At the groundbreaking ceremony, Zhao Weiguo, chairman of Yangtze Memory, said that construction of the national memory base project began on December 30, 2016, with plans to build a 3D NAND flash memory chip factory in two phases, with a total investment of $24 billion.
The first phase of the project achieved a technological breakthrough and built a production capacity of 100,000 wafers/month, while the second phase has a planned production capacity of 200,000 wafers/month. The monthly production capacity totals 300,000 wafers after reaching production.
Four years ago, in 2016, China built the first phase of its National Memory Base project in Wuhan, which not only mass produced 64-layer flash memory but also saw 128-layer QLC flash memory successfully developed earlier this year.

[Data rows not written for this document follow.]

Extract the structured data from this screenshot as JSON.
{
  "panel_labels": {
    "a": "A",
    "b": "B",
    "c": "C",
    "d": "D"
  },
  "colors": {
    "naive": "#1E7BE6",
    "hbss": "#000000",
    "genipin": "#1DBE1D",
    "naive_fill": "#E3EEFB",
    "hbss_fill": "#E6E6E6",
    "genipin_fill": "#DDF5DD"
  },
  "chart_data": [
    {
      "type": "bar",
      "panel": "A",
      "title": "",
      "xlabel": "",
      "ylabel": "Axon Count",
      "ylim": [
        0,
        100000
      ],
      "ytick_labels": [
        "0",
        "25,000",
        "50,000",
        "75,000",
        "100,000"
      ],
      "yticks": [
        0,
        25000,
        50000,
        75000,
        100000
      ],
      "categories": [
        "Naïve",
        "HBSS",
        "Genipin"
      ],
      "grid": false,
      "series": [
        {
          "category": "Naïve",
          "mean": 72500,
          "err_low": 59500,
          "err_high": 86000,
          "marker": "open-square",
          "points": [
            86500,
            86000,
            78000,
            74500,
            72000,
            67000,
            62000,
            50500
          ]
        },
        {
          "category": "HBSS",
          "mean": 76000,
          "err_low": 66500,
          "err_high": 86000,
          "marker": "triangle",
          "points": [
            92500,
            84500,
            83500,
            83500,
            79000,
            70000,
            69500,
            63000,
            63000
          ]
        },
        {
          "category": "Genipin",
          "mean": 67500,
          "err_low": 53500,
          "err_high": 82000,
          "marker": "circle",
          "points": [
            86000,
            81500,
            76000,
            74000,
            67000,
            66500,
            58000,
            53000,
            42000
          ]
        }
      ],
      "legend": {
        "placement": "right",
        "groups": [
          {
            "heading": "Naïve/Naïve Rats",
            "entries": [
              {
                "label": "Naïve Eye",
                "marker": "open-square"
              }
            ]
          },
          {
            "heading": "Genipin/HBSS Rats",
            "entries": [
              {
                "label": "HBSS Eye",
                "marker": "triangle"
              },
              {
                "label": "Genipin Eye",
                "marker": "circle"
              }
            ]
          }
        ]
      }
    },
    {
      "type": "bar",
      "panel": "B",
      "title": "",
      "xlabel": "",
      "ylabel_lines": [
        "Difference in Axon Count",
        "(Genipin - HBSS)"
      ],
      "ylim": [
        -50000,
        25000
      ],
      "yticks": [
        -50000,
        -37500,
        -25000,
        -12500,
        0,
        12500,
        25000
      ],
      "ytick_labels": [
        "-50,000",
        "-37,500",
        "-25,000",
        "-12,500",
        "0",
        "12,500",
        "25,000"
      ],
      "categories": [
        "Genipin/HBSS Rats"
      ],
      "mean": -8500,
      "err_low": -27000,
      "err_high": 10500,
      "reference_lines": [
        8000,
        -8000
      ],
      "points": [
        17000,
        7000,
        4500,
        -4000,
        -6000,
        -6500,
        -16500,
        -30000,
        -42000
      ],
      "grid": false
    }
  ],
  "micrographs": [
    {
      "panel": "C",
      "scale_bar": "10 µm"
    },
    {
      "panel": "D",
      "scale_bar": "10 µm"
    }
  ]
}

On April 13 this year, Yangtze Memory announced that its 128-layer QLC 3D flash memory (X2-) has been successfully developed. (6070) has been developed and has been validated on end products such as SSDs from multiple host manufacturers.
What makes this product unique is that it is the industry's first 128-layer QLC specification 3D NAND with a known model number. Highest storage density per unit area, highest I/O transfer speed and highest single NAND flash chip capacity in the product.
Yangtze Memory is currently ramping up its production capacity and aims to reach 100,000 wafers/month by the end of this year.